The fourth leg of the Iron Fly–13600 puts-- was making losses which I managed to salvage by selling a
13600 Put and buying a 13400 Put of next week, thus creating a spread.

The only position that was now creating a problem was the 14300 calls of next week, which were sold.

The market on the budget day closed near the 14300 levels, so by the end of the day, I sold 14300 puts and
bought 14500 calls and 14100 puts making an Iron fly trade again. This trade I managed to exit with a small
profit.

I have made a hierarchy system that helps to convert a losing trade either into profit or at breakeven or with a
small loss. One way or the other, this hierarchy of contracts helps minimise losses and help exploits the
market when there is a money-making opportunity.

This helps in money management, as I do not deploy the entire amount at one go and helps in diversification.
That is the beauty of options.

I trade in three strategies–Iron Fly, Iron Condor, and Spreads. I use spread for directional trades,
management, and directional adjustments of non-directional trades like Iron Fly and Iron Condor.

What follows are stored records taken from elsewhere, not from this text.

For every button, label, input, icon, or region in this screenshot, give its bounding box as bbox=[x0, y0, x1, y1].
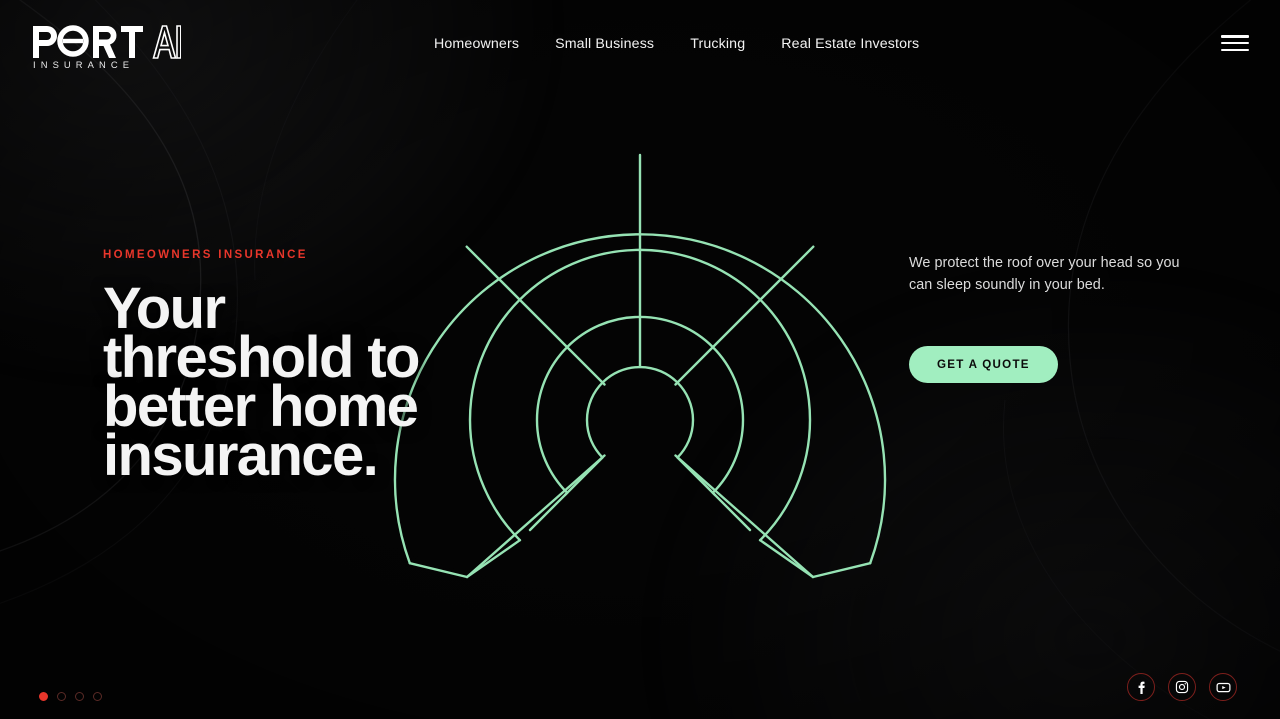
facebook-icon[interactable] bbox=[1127, 673, 1155, 701]
nav-item-small-business[interactable]: Small Business bbox=[537, 36, 672, 53]
site-header: INSURANCE Homeowners Small Business Truc… bbox=[0, 0, 1280, 88]
facebook-glyph bbox=[1138, 681, 1145, 694]
hero-eyebrow: HOMEOWNERS INSURANCE bbox=[103, 249, 308, 261]
brand-tagline: INSURANCE bbox=[33, 59, 134, 70]
hamburger-bar-3 bbox=[1221, 48, 1249, 51]
nav-item-real-estate-investors[interactable]: Real Estate Investors bbox=[763, 36, 937, 53]
nav-item-homeowners[interactable]: Homeowners bbox=[434, 36, 537, 53]
carousel-dot-4[interactable] bbox=[93, 692, 102, 701]
carousel-dot-2[interactable] bbox=[57, 692, 66, 701]
main-navigation: Homeowners Small Business Trucking Real … bbox=[434, 36, 937, 53]
get-a-quote-button[interactable]: GET A QUOTE bbox=[909, 346, 1058, 383]
social-links bbox=[1127, 673, 1237, 701]
brand-logo[interactable]: INSURANCE bbox=[31, 24, 181, 70]
hero-left-copy: HOMEOWNERS INSURANCE Your threshold to b… bbox=[103, 248, 463, 485]
carousel-dot-3[interactable] bbox=[75, 692, 84, 701]
youtube-glyph bbox=[1215, 682, 1230, 692]
hero-subtext: We protect the roof over your head so yo… bbox=[909, 255, 1180, 293]
page-root: INSURANCE Homeowners Small Business Truc… bbox=[0, 0, 1280, 719]
instagram-glyph bbox=[1175, 680, 1189, 694]
hamburger-bar-2 bbox=[1221, 41, 1249, 45]
page-title: Your threshold to better home insurance. bbox=[103, 280, 463, 485]
carousel-dot-1[interactable] bbox=[39, 692, 48, 701]
hamburger-menu-icon[interactable] bbox=[1221, 32, 1249, 54]
instagram-icon[interactable] bbox=[1168, 673, 1196, 701]
hero-right-copy: We protect the roof over your head so yo… bbox=[909, 253, 1199, 383]
portal-logo-icon: INSURANCE bbox=[33, 25, 181, 70]
hamburger-bar-1 bbox=[1221, 35, 1249, 38]
youtube-icon[interactable] bbox=[1209, 673, 1237, 701]
nav-item-trucking[interactable]: Trucking bbox=[672, 36, 763, 53]
carousel-pagination bbox=[39, 692, 102, 701]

Spreads help me to salvage a losing non-directional trade. I salvage the trade by taking a position in a next
week's contract or even on the monthly. I create my Iron Fly and Iron Condor with a 1:2 risk-reward ratio. My
exits from the losing leg of Iron Fly would be when price crosses the leg. For Iron Condor, I will manage it by
converting it into an Iron Fly.
In the above instance, when the market crossed the VWAP at 13800, I sold a 13400 Put and bought a 13200
Put on the monthly expiry. Premiums here are high and they act as a good cushion.

Directional adjustment according to the market movement (price action analysis & derivative data analysis)
plays a key role in my trading style.
Because of the active management of my position, my losses are generally low. For the current fiscal,
October was a losing month and for the year I have a three-figure return.

Your future plans?

I aspire to become one of the best traders in the country and would like to change people’s perception of
making trading a career choice. I also would like to be a fund manager someday.